Ragi/Nachni/FingerMillet Ladoos is an authentic dish which is perfect to serve on all occasions. The Ragi/Nachni/FingerMillet Ladoos is delicious and has an amazing aroma. Ragi/Nachni/FingerMillet Ladoos by Lata Lala will help you to prepare the perfect Ragi/Nachni/FingerMillet Ladoos in your kitchen at home. Ragi/Nachni/FingerMillet Ladoos needs few minutes for the preparation and 30 minutes for cooking. In the BetterButter app, you will find the step by step process of cooking Ragi/Nachni/FingerMillet Ladoos. This makes it easy to learn how to make the delicious Ragi/Nachni/FingerMillet Ladoos. In case you have any questions on how to make the Ragi/Nachni/FingerMillet Ladoos you can comment on the page below. The "What's cooking" feature on the BetterButter app can help you connect with our home chefs like Lata Lala. Ragi/Nachni/FingerMillet Ladoos will surely satisfy the taste buds of your guests and you will get compliments from your guests.

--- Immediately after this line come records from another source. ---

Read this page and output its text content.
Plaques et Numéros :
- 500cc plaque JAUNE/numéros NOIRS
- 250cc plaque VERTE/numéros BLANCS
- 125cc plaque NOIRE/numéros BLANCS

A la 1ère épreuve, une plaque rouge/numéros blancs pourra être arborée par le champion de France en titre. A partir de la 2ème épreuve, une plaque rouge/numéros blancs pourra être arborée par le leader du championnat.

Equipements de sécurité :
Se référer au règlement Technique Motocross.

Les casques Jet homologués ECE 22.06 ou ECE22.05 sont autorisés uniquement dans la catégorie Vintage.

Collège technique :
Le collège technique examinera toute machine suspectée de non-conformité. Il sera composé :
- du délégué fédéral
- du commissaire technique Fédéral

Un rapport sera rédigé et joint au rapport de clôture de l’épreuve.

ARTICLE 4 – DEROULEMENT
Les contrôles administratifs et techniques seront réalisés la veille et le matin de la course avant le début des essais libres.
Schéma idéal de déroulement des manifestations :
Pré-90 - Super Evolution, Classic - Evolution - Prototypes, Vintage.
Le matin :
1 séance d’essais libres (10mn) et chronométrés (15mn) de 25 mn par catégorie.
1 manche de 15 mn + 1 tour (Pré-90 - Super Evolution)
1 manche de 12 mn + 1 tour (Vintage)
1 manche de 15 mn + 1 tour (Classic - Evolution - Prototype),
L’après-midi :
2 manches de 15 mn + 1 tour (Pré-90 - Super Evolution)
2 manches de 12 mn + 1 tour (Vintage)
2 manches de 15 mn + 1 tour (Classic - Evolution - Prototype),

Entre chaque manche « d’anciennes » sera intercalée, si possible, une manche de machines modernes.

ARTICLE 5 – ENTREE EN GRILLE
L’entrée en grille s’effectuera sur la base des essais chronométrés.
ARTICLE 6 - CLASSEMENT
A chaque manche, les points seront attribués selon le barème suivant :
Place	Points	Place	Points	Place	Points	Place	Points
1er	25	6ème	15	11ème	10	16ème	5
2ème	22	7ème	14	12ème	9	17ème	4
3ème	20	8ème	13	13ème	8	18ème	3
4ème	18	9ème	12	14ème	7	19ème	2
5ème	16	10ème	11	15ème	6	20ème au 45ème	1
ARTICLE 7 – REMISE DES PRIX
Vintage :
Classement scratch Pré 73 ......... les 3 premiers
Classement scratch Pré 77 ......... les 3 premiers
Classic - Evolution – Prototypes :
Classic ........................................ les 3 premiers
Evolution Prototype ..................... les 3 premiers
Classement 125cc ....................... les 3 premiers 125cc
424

    Ragi/Nachni/FingerMillet Ladoos

    Ingredients to make Ragi/Nachni/FingerMillet Ladoos

    • Ragi flour- 1 cup
    • Roasted Gram dal- 1/4 Cup
    • dessicated coconut -1/4 cup
    • Grated jaggery- 1.5 Cups or less
    • Pure ghee- 1/4 cup

    How to make Ragi/Nachni/FingerMillet Ladoos

    1. First lets dry roast the ragi flour. Ragi flour has a raw smell that will make the dish less appetizing.
    2. Heat a pan and dry roast the ragi flour for 8-10 minute in medium flame.
    3. In a mixer jar, take roasted gram dal/ bhuna chana. Grind the chana dal first to a nice powder. Then add dessicated coconut.
    4. Pulse it. Keep this powder in a separate mixing bowl.
    5. In the mixer jar, take ragi flour and jaggery and give couple of pulses so that the ragi flour and jaggery are nicely mixed and incorporated together.
    6. Add this ragi-jaggery to the mixing bowl. Mix the chanadal & coconut and ragi-jaggery mixture nicely.
    7. Heat the ghee and melt it and pour it in the ragi mixture.
    8. Using a spoon , mix the ragi-mixture well. Then start making lemon sized ladoos out of the ragi-ghee mixture.
    9. Its ready. Serve with chopped dryfruits & a glass of milk.